"Speculators in largely unregulated futures markets are using any excuse, from bad weather in Mexico to a dip in U.S. oil supplies, to drive crude oil toward $100," said Judy Dugan, research director of FTCR and its OilWatchdog.org project. "The world is not short of oil at this moment, and observers as disparate as OPEC and the Wall Street Journal are acknowledging that speculation is largely to blame. The victims, as usual, are ordinary motorists and people using petroleum products to heat their homes as winter approaches."
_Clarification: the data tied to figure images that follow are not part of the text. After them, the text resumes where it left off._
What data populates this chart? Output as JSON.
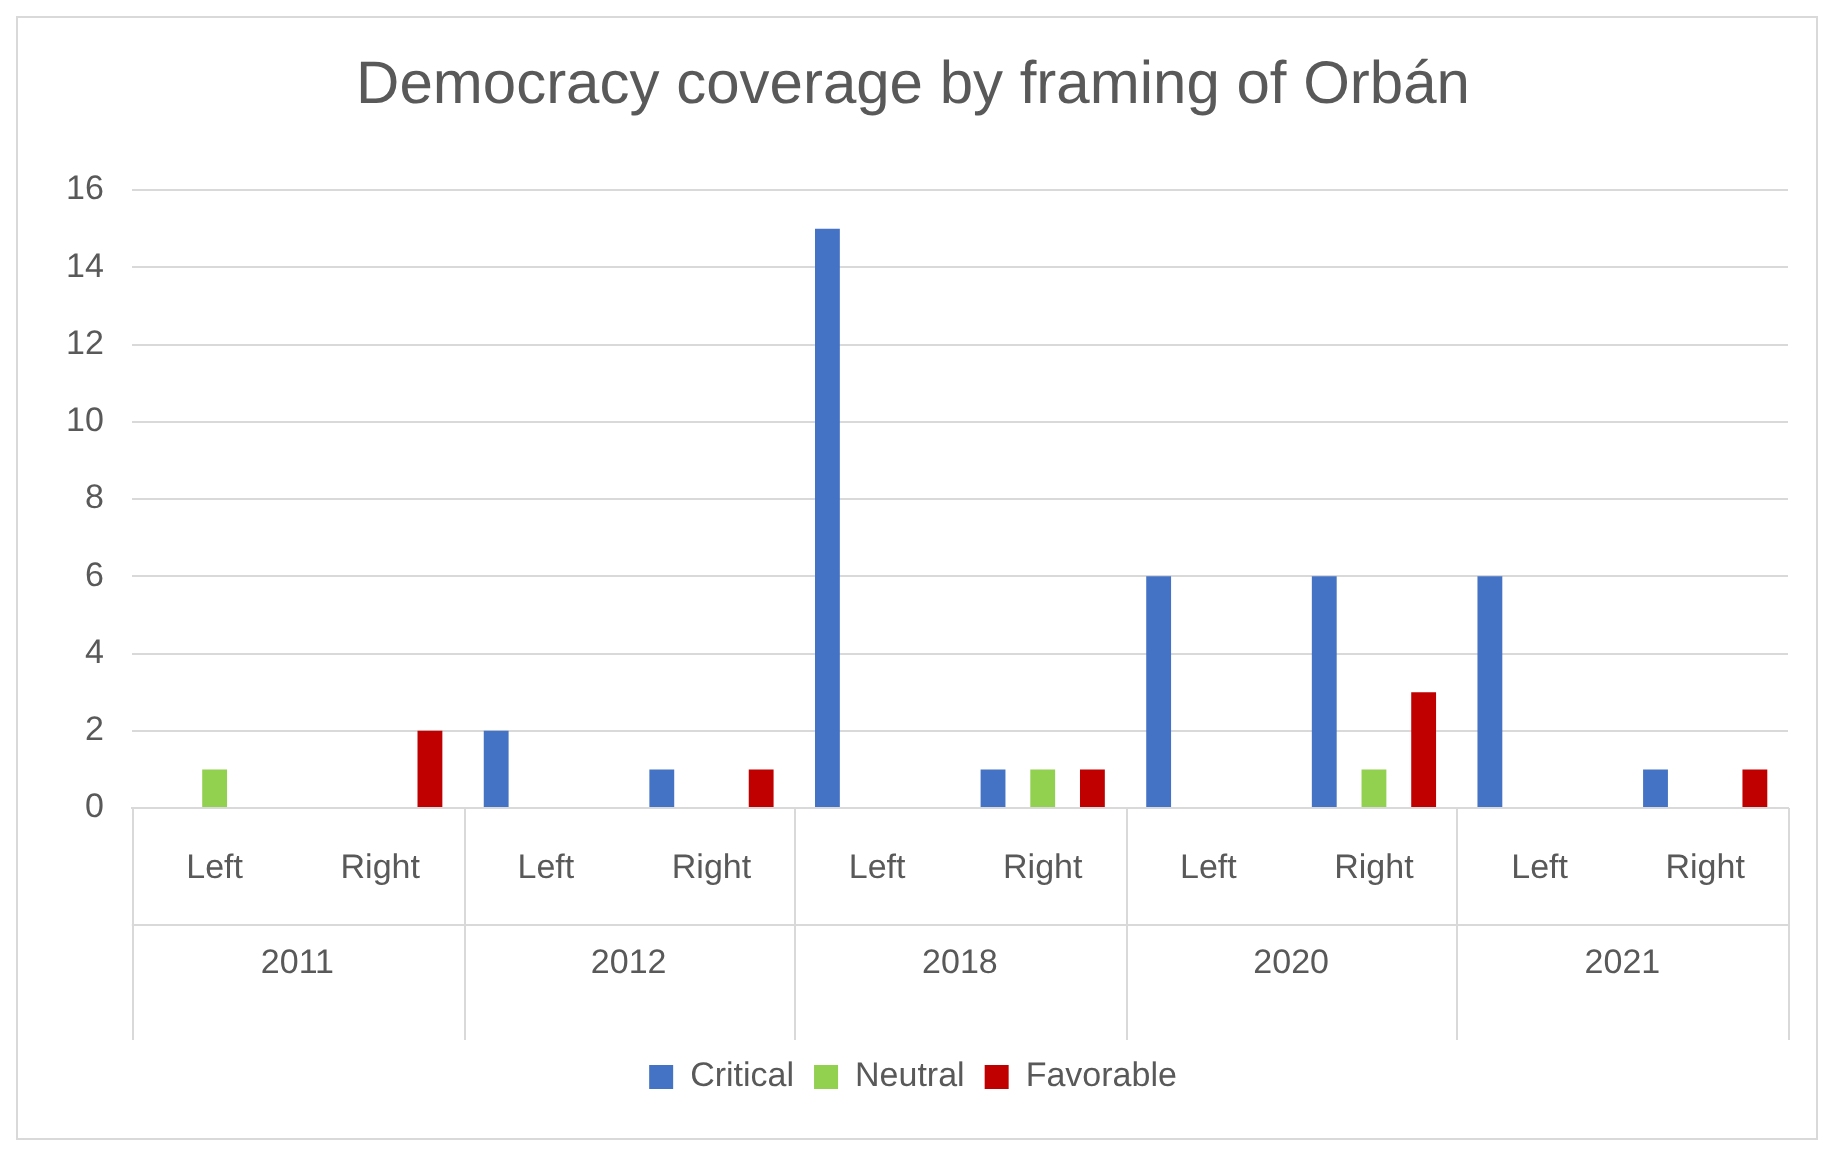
{
  "chart_data": {
    "type": "bar",
    "title": "Democracy coverage by framing of Orbán",
    "categories": [
      "Left",
      "Right",
      "Left",
      "Right",
      "Left",
      "Right",
      "Left",
      "Right",
      "Left",
      "Right"
    ],
    "annotations": [
      "2011",
      "2012",
      "2018",
      "2020",
      "2021"
    ],
    "series": [
      {
        "name": "Critical",
        "color": "#4472c4",
        "values": [
          0,
          0,
          2,
          1,
          15,
          1,
          6,
          6,
          6,
          1
        ]
      },
      {
        "name": "Neutral",
        "color": "#92d050",
        "values": [
          1,
          0,
          0,
          0,
          0,
          1,
          0,
          1,
          0,
          0
        ]
      },
      {
        "name": "Favorable",
        "color": "#c00000",
        "values": [
          0,
          2,
          0,
          1,
          0,
          1,
          0,
          3,
          0,
          1
        ]
      }
    ],
    "ylim": [
      0,
      16
    ],
    "yticks": [
      0,
      2,
      4,
      6,
      8,
      10,
      12,
      14,
      16
    ],
    "grid": "y",
    "legend": "bottom"
  }
}
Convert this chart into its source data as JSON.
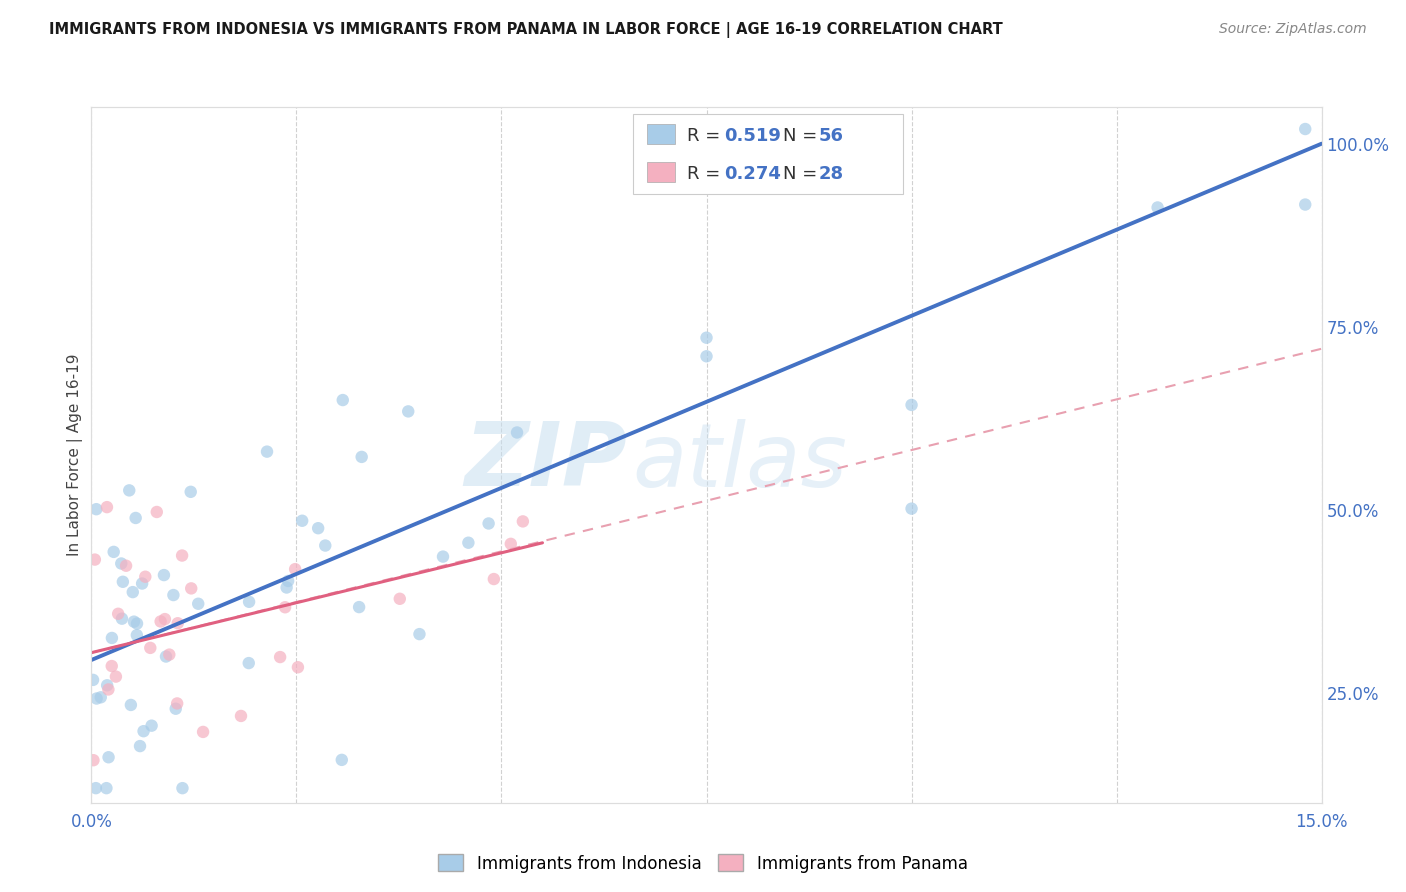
{
  "title": "IMMIGRANTS FROM INDONESIA VS IMMIGRANTS FROM PANAMA IN LABOR FORCE | AGE 16-19 CORRELATION CHART",
  "source": "Source: ZipAtlas.com",
  "ylabel": "In Labor Force | Age 16-19",
  "xlim": [
    0.0,
    0.15
  ],
  "ylim": [
    0.1,
    1.05
  ],
  "xtick_positions": [
    0.0,
    0.025,
    0.05,
    0.075,
    0.1,
    0.125,
    0.15
  ],
  "xticklabels": [
    "0.0%",
    "",
    "",
    "",
    "",
    "",
    "15.0%"
  ],
  "ytick_right_positions": [
    0.25,
    0.5,
    0.75,
    1.0
  ],
  "ytick_right_labels": [
    "25.0%",
    "50.0%",
    "75.0%",
    "100.0%"
  ],
  "legend_r1": "0.519",
  "legend_n1": "56",
  "legend_r2": "0.274",
  "legend_n2": "28",
  "color_indonesia": "#a8cce8",
  "color_panama": "#f4b0c0",
  "color_blue_dark": "#4472c4",
  "color_pink_line": "#e06080",
  "background": "#ffffff",
  "watermark_zip": "ZIP",
  "watermark_atlas": "atlas",
  "indo_trendline_x": [
    0.0,
    0.15
  ],
  "indo_trendline_y": [
    0.295,
    1.0
  ],
  "pan_trendline_x": [
    0.0,
    0.055
  ],
  "pan_trendline_y": [
    0.305,
    0.455
  ],
  "dash_trendline_x": [
    0.0,
    0.15
  ],
  "dash_trendline_y": [
    0.305,
    0.72
  ]
}
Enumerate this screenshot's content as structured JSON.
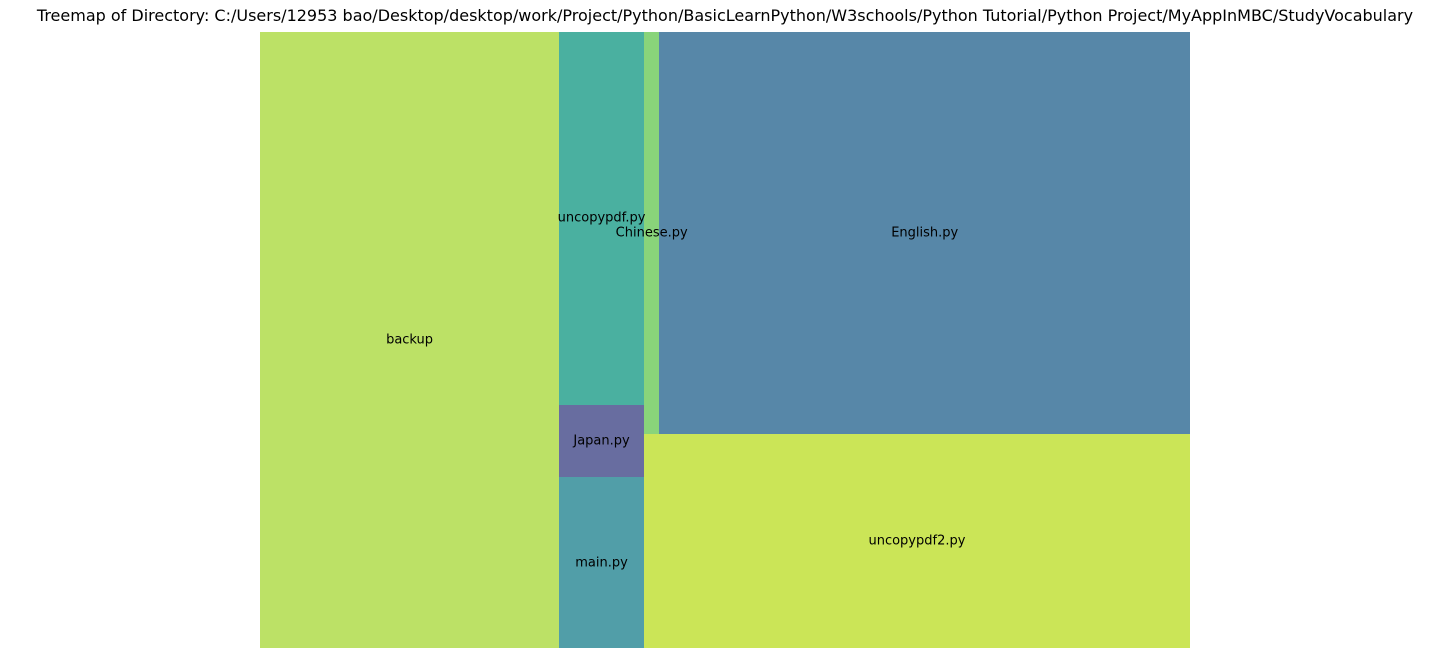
{
  "chart_data": {
    "type": "treemap",
    "title": "Treemap of Directory: C:/Users/12953 bao/Desktop/desktop/work/Project/Python/BasicLearnPython/W3schools/Python Tutorial/Python Project/MyAppInMBC/StudyVocabulary",
    "items": [
      {
        "name": "backup",
        "value": 184070,
        "color": "#b5de55"
      },
      {
        "name": "main.py",
        "value": 14450,
        "color": "#3e939f"
      },
      {
        "name": "Japan.py",
        "value": 6170,
        "color": "#585d96"
      },
      {
        "name": "uncopypdf.py",
        "value": 31550,
        "color": "#36a796"
      },
      {
        "name": "uncopypdf2.py",
        "value": 116580,
        "color": "#c5e245"
      },
      {
        "name": "Chinese.py",
        "value": 6220,
        "color": "#7ccf6b"
      },
      {
        "name": "English.py",
        "value": 213210,
        "color": "#457a9f"
      }
    ],
    "opacity": 0.9,
    "axes_visible": false
  }
}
FTCR supports a Senate bill, the Oil and Gas Traders Oversight Act by California Sen. Dianne Feinstein, that would add transparency and federal oversight to unregulated futures markets in energy. Gasoline prices, which dropped and stayed level for a few months after the all-time record prices of May, are being pushed upward by crude oil prices, but also by oil companies' push to regain refining margins that have dropped from nearly a dollar a gallon in the spring, said FTCR.
"If oil companies seek a return to refining profit levels comparable to those of this spring, U.S. motorists will soon be looking $4.00 gasoline in the eye," said Dugan. "They can more than sustain their businesses on the less-than-record profits they are reporting in the latest quarter, and must not see the spike in oil prices as an excuse to resume inexcusably high refining profits."
FTCR noted that oil companies and their refiners do not pay the spot price for most of the crude oil they process into gasoline, diesel and heating oil. Some of it comes from the oil companies' own drilling operations, at far below the spot price. Some is also supplied through
long-term contracts that, in a time of rising prices, are set well below the spot price.